Oliver Knight of Knight and Rennie in Leamington says it is great news for buyers and sellers that the unfairly applied and unpopular stamp duty tax is finally being reformed.
The reform of Stamp Duty is largely regarded as being long overdue and with it, is anticipated a shot in the arm for the residential sales market.
George Osborne stated to MPs: “It is time we changed this badly designed tax on aspiration” and he believes that 98 per cent of homeowners in England and Wales would pay less than they did under the old system.”
Only those people who buy homes worth more than £937,000 will pay more in tax.
Previously Stamp Duty charged successively higher rates on the whole of the purchase price. These slab rates have been much criticised as its structure meant that there were sudden increases in Stamp Duty when the price went above the next threshold.
For example, someone buying a home for £250,000 would pay £2,500 or one per cent in Stamp Duty, but if the price was £1 more, they would pay an extra £5,000 as they then paid three per cent of the whole transaction.
Now the new rates of Stamp Duty only apply to the amount of the purchase price that falls within the particular duty band, making it more like income tax.
In other words, someone buying a house for £300,000 will pay nothing on the first £125,000, then two per cent on the next £125,000 and five per cent on the balance between £250,000 and the purchase price.

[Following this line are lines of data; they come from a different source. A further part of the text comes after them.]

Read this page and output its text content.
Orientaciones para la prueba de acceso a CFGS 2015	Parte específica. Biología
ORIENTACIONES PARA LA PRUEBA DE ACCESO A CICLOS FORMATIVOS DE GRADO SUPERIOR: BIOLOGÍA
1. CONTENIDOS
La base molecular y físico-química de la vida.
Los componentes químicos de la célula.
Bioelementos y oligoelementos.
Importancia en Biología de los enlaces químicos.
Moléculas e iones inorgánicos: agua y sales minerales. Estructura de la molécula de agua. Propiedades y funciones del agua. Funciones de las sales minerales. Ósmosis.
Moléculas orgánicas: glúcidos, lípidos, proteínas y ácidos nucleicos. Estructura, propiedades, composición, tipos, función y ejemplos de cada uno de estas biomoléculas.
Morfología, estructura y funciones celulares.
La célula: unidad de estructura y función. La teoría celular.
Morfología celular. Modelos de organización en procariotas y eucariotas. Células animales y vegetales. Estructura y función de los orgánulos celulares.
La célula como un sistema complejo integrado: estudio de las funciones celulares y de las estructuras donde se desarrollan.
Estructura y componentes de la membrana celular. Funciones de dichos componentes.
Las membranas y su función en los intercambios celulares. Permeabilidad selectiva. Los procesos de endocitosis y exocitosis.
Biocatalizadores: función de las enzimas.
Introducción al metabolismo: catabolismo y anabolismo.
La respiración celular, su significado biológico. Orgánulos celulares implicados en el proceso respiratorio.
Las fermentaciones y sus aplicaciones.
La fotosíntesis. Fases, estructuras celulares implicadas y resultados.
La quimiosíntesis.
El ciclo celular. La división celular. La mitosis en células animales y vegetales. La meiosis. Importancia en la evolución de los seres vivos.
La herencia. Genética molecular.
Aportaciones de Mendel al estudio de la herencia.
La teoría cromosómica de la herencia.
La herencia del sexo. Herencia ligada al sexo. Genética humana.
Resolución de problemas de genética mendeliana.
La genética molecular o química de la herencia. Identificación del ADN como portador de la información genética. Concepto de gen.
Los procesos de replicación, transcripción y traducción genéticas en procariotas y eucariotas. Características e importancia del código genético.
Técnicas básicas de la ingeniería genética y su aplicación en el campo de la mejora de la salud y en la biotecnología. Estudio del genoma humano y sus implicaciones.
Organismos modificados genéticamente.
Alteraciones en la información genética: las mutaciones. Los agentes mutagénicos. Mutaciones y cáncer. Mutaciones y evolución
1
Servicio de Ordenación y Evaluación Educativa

Previously they would have paid three per cent on the whole £300,000 equating to £9,000, now this is dramatically reduced to £5,000.
The new rates are: Up to £125,000 - 0%; £125,001 to £250,000 - 2%; £250,001 to 925,000 - 5%; £925,001 to £1.5m - 10%; Above £1.5m - 12%
Anyone buying a family home for an average price in England and Wales now pays £4,500 less in Stamp Duty. The new system also smooths out the steps or sudden jumps in the old style Stamp Duty thresholds.